Aux termes de ses conclusions notifiées le 8 avril 2023, l'association [Localité 15] Montmartre Billard Club, intimée, demande à la cour de :
- confirmer le jugement déféré en toutes ses dispositions';
- débouter la SAS [Localité 15] Moncey de toutes ses demandes';
- condamner la sas SAS [Localité 15] Moncey à payer à l'association [Localité 15] Montmartre Billard Club la somme de 12.000 € au titre de l'article 700 du code de procédure civile';
- condamner la SAS [Localité 15] Moncey aux dépens d'appel.
Au soutien de ses prétentions, l'association [Localité 15] Montmartre Billard Club oppose que':
Sur la prétendue nullité de la signification,
- la signification de l'acte de cession a été régulièrement effectuée au domicile élu prévu par le bail du 3 août 2016. De plus, aucune preuve de la révocation du mandat de la société MCG Gestion & Patrimoine n'est rapportée, ni que cette révocation aurait été portée à la connaissance de l'association [Localité 15] Montmartre';
- le commandement de payer du 5 décembre 2018 est fondé uniquement sur le bail de renouvellement du 20 décembre 2007 entré en vigueur le 1er janvier 2008. Or, dans ce bail, la société [Localité 15] Moncey faisait élection en son siège social';
- l'irrégularité d'un acte signifié à domicile élu constitue une nullité de forme et non une nullité de fond. La nullité de la signification n'est encourue que si l'acte irrégulier a causé un préjudice. Or, la SAS [Localité 15] Moncey n'invoque aucun préjudice';
- sur le fondement de l'article 1216 du code civil, la notification suffit à rendre la cession opposable, ce qui est le cas en l'espèce';
Sur la prétendue nullité de l'acte de cession de fonds de commerce,
- sur le fondement des articles 1179 et 1181 du code civil, la SAS [Localité 15] Moncey, tiers au contrat de cession de fonds de commerce, n'a pas qualité pour solliciter l'annulation de ce contrat, étant donné que la question de la validité du contrat cession de fonds de commerce relève d'une nullité relative';
- sur le fondement des articles L. 141-1 et L. 145-16 du code de commerce, l'association [Localité 15] Montmartre exploitait un fonds de commerce puisque la gestion d'un cercle de jeux et d'un bar constitue par nature une activité commerciale et à but lucratif. De plus, cette dernière est assujettie aux impôts et taxes propres à l'activité commerciale, en vertu de l'article 206 1 bis du code général des impôts.

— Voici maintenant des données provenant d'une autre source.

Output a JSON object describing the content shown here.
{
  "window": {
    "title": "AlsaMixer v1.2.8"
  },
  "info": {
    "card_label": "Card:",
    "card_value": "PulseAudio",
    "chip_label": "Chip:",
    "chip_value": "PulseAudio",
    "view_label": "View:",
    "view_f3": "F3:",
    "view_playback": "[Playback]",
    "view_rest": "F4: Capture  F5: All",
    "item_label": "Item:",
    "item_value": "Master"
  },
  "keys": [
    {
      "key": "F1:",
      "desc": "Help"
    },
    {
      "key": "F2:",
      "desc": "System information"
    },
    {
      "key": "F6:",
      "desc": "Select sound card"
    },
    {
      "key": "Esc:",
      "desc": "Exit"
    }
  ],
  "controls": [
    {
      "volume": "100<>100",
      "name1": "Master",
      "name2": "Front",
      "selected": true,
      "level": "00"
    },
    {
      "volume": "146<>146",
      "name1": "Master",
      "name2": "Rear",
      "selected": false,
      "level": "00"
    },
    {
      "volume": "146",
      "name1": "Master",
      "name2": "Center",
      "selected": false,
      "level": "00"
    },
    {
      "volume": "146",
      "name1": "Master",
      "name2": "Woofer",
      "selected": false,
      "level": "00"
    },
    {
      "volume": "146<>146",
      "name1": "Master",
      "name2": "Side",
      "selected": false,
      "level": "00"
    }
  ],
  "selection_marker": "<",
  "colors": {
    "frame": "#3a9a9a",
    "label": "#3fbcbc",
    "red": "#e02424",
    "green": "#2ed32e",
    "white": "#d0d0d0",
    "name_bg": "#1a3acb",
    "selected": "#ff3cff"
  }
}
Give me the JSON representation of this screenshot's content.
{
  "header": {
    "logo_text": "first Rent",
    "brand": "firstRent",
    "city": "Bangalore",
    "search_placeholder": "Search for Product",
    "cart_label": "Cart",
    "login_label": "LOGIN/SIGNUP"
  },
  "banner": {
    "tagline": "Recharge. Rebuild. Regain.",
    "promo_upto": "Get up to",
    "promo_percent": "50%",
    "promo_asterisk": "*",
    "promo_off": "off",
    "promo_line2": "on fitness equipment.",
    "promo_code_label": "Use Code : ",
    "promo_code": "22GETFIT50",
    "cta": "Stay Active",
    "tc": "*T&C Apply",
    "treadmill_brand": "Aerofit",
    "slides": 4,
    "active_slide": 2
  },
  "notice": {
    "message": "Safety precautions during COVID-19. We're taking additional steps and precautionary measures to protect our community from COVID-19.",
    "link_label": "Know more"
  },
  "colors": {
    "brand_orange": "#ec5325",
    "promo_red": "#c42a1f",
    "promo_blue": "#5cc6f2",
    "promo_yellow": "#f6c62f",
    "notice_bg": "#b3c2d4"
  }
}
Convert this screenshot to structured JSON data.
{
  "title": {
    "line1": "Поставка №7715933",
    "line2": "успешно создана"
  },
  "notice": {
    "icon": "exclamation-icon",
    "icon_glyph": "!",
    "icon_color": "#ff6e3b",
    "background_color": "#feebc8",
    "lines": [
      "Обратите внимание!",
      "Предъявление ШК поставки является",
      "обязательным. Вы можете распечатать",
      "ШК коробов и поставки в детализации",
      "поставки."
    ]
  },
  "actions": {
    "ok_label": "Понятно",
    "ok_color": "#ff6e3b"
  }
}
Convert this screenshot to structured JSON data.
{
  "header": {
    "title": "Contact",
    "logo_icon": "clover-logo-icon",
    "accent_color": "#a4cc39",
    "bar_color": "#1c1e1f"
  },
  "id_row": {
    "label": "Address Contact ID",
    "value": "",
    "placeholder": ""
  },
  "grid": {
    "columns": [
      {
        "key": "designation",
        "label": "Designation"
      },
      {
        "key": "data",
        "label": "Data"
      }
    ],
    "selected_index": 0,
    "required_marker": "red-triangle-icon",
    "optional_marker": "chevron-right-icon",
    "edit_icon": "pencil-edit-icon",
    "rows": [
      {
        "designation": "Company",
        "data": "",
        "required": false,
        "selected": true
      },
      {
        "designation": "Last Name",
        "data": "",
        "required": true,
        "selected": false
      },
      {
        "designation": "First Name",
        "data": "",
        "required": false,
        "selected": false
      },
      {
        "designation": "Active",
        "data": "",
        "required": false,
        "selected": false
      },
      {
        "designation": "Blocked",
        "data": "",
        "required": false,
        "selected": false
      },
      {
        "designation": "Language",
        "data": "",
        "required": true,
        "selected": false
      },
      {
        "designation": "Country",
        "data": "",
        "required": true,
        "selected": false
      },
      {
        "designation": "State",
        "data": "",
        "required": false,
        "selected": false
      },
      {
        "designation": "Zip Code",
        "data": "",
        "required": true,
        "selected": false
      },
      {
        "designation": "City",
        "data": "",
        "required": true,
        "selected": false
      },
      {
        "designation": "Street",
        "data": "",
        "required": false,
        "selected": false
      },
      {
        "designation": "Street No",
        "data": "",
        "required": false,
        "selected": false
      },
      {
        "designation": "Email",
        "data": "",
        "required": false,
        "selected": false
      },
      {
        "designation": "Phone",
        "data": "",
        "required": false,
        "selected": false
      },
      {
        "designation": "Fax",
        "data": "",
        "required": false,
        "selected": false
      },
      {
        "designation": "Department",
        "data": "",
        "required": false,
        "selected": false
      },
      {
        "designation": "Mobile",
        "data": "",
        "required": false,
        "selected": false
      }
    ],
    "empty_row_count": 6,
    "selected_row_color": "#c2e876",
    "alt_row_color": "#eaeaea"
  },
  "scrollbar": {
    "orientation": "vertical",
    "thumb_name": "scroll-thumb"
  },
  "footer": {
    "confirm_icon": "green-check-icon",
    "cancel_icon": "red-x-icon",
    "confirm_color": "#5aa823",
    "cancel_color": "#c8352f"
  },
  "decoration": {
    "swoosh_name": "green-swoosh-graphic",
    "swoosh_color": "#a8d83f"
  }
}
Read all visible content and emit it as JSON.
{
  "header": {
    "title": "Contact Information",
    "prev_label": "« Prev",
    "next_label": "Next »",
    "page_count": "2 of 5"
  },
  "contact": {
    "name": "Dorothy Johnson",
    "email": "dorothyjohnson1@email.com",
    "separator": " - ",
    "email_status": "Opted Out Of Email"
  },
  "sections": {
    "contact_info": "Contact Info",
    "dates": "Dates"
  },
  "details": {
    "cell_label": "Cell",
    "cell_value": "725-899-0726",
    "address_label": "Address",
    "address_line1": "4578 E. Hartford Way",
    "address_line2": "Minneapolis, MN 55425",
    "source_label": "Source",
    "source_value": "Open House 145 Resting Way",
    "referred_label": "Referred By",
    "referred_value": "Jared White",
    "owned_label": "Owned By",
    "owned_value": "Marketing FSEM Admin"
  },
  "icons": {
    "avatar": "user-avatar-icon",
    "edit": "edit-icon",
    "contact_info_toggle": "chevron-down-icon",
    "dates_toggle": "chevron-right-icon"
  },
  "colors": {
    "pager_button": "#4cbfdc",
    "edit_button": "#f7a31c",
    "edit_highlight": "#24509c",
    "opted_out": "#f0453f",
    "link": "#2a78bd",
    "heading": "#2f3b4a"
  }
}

- un fonds commercial créé ne peut jamais constituer un actif incorporel, conformément aux dispositions de l'article 212-3 § 2 et 3 du Plan Comptable Général. En effet, l'Association [Localité 15] Montmartre n'a acheté aucun fonds';
- la forme associative, imposée par la loi du 30 juin 1923 aux cercles de jeux, n'exclut pas l'exercice d'une activité commerciale ni la détention d'un fonds de commerce. En effet, une association peut exercer des actes de commerce de manière habituelle, sous réserve de l'absence de partage de bénéfices. Par ailleurs, l'existence d'une clientèle est caractérisée, les membres devenant clients en s'acquittant de prestations payantes';
- l'éventuel manquement à une délibération de la CNIL n'est pas une cause de nullité et que la société [Localité 15] Moncey n'a aucune qualité pour l'invoquer dès lors qu'elle n'a jamais été membre de l'Association [Localité 15] Montmartre';
- sur le fondement de l'article 1200 du code civil, la société [Localité 15] Moncey n'est pas partie au contrat de cession du fonds de commerce et n'a donc aucune qualité pour en contester la validité de la vente, causée selon elle par la perte de l'autorisation administrative d'exploitation';
- l'acte de cession de fonds de commerce a été valablement signé par Maître [Z] ès-qualités, après que celle-ci ait été spécialement autorisée à cet effet';
- l'objet social de l'association [Localité 15] Montmartre, défini à l'article III de ses statuts, n'exclut pas toute activité commerciale autre qu'accessoire';
- sur le fondement de l'article L. 145-16 du code de commerce, que la cession n'impose pas l'accord préalable du bailleur.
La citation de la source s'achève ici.